The Gordon-Lithuania Connection

By Kelsey Klerowski '09 and Dani Zorn '09

The country of Moldova is landlocked by Ukraine and Romania. Lithuania is two countries north of Moldova, and the U.S.A. is to the west across the Atlantic Ocean. How are these countries connected? Sergiu Rusu.

Rusu, '10, attends Lithuania Christian College (LCC), a small school located in Klaipeda, Lithuania, with 50 percent of their student body coming from other countries. But this semester he is studying at Gordon. 

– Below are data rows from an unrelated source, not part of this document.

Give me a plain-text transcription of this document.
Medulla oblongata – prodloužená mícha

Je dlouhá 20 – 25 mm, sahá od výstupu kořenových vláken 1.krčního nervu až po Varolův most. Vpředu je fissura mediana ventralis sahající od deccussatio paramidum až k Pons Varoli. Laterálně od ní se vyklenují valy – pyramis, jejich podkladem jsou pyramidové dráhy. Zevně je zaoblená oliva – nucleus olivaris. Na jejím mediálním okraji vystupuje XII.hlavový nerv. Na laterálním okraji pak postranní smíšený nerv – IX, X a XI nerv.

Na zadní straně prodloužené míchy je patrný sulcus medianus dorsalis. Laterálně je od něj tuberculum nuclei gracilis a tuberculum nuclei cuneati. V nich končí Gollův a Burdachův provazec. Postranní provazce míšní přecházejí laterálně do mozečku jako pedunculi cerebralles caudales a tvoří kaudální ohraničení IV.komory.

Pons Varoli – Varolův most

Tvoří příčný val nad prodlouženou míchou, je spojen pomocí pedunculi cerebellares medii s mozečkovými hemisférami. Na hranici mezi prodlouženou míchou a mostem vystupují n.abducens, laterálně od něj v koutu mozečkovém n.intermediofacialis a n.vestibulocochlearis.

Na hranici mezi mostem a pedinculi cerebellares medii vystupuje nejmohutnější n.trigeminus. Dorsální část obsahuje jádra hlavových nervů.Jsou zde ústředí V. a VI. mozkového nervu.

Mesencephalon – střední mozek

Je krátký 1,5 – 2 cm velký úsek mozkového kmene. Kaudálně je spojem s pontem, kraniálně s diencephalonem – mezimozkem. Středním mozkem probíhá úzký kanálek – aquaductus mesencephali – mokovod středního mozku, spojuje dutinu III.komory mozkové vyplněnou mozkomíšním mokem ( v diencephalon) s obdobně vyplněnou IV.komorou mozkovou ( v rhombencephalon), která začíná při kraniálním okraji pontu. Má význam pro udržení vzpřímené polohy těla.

"It's called the 'American Experience,'" says Rusu, and it is part of a program Gordon's Global Education Office offers. This partnership between the two colleges is based on the same principles as studying abroad but is unique from other programs Gordon offers. With a program like Orvieto, a group of Gordon students live and learn together while seeing the countryside and having members of Gordon faculty available. With the LCC exchange a Gordon student travels to Lithuania for a semester and is submerged in classes and dorm life like a regular student.

"[LCC] is a great program to study abroad. You see a lot since the countries are so close together in Europe," Rusu says. "During spring break the students see more in one week than an average traveler would in one month. You experience so much culture."  

The following semester a student from LCC (like Rusu) will be submerged and actively take part in the Gordon experience. Currently Rusu is enrolled in international relations, international economics, advanced corporate finance, [justice, a philosophy course, and is auditing a French class. But being an exchange student is not simply being accepted into the program. 

Arlyne Van Dam Sargent is the advisor to all international students. Her main responsibility? "It's sort of a catch-all job," she says. Sargent works closely with the Global Ed Office to make sure transitions are as smooth as possible. "I work on the legal side of their stay," she says. Sargent coordinates students coming to the U.S. by handling their paperwork such as visas, Social Security cards, helping them set up bank accounts and acting as the point person if they need anything. 

But there is more to transitioning than paperwork and academics: the tricky subject of culture gap. According to Rusu there are subtle differences between the cultures from eating habits to friendships. "People have surface friendships here," he says. "It's easy to start friendships in America but hard to keep them. It's hard to start friendships in Europe, but once you do, they are friends for life." 

After graduation Rusu plans to get his master's in business administration. In the meantime, "I want to find out what's missing in my life and challenge what I took for granted," he says.  

As Rusu gets ready to fly back across the sea to Eastern Europe, he appreciates what his "American experience" has taught him. "This experience will prepare me for my future and the decisions I will be making." The experiences Rusu described included learning, traveling, and better understanding the US culture and the distinct features of his own. "A good realization that life's stringent issues go across borders," Rusu says. "We are all swimming in the same aquarium, all faced by the questions of impoverishment in faith, justice and economics.